宗教的なものことについての小さな話

チベット仏教の真言に「Om mani padme hum」という言葉がある。この言葉を美しい音楽に仕立て、「Om mani padme hum」という曲を作り上げたのが、Imee Ooiである。この人は仏教の言葉を題材に他にも多くの音楽を作っており、自分も時折それらに癒される。「Om mani padme hum」はなかでも特に好きで、さらに詳しく言うと、YoutubeでPatricia Saez Camposというアカウントの人がアップロードしたものには、祈りを捧げる(チベットの?)人々の写真がうまく編集されていて、観ているととても心が洗われる風である。
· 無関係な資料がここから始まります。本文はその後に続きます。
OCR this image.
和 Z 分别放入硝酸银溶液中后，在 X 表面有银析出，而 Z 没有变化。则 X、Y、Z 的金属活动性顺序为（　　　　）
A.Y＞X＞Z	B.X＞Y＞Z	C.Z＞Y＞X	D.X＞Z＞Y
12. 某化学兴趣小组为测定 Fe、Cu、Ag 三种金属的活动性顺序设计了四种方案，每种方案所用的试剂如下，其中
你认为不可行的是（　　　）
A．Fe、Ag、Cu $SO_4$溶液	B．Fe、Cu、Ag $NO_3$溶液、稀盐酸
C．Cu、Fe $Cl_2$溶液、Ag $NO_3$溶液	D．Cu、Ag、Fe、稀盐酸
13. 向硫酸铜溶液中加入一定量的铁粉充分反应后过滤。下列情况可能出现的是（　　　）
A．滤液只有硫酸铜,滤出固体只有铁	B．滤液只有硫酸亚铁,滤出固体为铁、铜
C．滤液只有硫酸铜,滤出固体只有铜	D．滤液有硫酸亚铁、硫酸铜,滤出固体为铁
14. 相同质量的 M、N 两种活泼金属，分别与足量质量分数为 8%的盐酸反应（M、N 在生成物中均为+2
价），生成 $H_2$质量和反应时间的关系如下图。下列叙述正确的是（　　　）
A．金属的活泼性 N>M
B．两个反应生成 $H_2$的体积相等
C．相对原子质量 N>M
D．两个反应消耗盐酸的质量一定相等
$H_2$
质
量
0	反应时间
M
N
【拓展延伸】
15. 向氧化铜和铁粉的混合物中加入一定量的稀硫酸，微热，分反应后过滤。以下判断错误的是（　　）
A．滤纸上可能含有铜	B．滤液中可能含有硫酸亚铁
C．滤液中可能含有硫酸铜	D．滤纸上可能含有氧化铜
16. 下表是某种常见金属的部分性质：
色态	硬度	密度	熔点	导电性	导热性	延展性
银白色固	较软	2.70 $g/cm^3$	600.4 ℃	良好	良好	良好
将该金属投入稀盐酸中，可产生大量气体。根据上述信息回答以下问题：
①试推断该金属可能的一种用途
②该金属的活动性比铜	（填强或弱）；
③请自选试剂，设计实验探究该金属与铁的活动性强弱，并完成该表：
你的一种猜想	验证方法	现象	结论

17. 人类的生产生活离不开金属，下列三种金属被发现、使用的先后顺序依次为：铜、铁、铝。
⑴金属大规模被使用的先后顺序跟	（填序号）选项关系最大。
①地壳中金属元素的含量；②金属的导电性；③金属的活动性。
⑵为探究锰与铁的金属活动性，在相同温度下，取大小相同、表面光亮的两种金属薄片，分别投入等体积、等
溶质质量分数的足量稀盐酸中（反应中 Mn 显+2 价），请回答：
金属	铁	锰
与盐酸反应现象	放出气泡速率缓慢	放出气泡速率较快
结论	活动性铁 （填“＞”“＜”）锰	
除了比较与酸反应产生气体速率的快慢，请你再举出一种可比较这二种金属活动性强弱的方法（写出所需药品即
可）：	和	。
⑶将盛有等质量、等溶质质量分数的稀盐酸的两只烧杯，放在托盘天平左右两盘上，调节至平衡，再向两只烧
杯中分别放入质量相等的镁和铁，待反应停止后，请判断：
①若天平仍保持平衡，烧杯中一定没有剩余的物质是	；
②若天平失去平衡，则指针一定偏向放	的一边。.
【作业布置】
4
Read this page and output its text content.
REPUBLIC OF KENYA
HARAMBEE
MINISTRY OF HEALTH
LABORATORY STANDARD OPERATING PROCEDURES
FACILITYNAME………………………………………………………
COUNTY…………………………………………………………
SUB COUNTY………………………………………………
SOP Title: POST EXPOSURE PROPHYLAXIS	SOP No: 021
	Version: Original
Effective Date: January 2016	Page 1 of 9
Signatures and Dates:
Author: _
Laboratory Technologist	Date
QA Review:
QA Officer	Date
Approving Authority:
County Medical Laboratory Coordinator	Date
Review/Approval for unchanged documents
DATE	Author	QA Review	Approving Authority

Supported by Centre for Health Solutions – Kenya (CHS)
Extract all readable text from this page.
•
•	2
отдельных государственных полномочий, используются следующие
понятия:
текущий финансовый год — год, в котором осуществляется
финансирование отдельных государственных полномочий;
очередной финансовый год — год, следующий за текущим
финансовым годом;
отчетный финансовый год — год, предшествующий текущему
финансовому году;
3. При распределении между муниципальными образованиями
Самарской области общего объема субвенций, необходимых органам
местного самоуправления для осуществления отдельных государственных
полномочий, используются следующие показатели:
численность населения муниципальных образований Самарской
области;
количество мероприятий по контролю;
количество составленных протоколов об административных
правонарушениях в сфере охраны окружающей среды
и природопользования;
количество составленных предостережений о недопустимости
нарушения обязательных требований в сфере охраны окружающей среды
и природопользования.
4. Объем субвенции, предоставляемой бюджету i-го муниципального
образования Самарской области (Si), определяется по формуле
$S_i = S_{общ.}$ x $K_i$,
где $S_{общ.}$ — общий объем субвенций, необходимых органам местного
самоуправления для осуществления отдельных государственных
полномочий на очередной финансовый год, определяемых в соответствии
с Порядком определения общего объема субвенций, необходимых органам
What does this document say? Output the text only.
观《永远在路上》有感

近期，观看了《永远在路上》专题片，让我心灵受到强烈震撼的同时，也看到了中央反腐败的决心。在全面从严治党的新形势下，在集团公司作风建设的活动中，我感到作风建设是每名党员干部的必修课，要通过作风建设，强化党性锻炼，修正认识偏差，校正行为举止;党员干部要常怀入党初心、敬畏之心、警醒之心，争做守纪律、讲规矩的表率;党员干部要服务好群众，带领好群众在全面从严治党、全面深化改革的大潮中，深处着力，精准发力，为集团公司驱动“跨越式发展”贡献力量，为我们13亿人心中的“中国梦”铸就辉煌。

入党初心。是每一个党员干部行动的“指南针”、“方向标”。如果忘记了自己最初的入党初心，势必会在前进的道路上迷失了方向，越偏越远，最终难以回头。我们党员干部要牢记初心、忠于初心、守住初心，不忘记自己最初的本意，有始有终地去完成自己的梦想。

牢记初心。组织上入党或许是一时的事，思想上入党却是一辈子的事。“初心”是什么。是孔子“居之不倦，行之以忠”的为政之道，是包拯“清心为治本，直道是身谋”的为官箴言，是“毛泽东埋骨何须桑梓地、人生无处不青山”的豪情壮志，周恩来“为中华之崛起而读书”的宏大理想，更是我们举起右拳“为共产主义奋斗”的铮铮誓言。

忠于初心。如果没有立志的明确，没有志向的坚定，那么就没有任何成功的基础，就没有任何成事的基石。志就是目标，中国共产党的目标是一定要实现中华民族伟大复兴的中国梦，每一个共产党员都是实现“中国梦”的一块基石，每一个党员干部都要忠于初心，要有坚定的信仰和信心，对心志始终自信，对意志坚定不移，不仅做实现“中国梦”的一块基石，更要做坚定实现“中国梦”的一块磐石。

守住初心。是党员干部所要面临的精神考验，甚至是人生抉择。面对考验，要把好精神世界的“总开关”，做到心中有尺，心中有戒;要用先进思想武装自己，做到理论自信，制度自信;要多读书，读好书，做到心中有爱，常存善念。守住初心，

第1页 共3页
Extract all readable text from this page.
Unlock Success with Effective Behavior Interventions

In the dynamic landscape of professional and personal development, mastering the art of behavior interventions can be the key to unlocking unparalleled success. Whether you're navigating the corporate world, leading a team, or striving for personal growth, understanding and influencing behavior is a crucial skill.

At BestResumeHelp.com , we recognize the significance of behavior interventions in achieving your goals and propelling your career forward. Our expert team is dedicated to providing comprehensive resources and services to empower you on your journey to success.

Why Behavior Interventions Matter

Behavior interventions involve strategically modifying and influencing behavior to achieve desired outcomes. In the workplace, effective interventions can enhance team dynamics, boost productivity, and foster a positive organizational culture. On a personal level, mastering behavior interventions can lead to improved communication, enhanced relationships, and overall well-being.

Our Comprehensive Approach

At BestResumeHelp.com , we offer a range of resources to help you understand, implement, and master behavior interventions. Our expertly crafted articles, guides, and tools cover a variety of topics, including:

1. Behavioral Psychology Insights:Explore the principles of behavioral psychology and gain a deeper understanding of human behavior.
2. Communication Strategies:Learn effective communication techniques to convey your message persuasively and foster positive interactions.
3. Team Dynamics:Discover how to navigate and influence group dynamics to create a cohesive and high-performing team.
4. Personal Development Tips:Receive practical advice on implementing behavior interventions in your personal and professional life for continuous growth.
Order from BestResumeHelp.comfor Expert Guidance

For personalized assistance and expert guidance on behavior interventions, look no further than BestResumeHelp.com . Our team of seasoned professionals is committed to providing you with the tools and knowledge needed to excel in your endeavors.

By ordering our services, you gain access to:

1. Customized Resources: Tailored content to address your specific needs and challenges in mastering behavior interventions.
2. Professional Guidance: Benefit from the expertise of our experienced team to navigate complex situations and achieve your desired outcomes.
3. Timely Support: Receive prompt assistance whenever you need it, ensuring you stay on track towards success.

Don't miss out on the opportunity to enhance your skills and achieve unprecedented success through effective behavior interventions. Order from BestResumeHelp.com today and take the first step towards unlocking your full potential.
さて世間はクリスマスということで、自分もクリスマス気分を味わおうと
Youtubeでクリスマス風の動画を探していると、Kings college choirが2011年に行ったクリスマスミサの様子があった。それを観ながらまた聴きながら、何をするともなく過ごしていると、ふとその動画を観ている時と近い気持ち、心が静まって、暖かなものに包まれているような気持ちを感じている自分に気づいた。この気持ちの由来はなんだろう。ここで、この理由を優しさホルモンと一部では大雑把にいわれるオキシトシンや他の神経伝達物質に還元することは、無論野暮だろう。何かこうもっと根源的なものに着地させたい。岡潔は宗教について、「宗教は信じる信じないではなく、必要かどうかだ」と春宵十話の中で述べていたけれども、そういうことなのだと思う。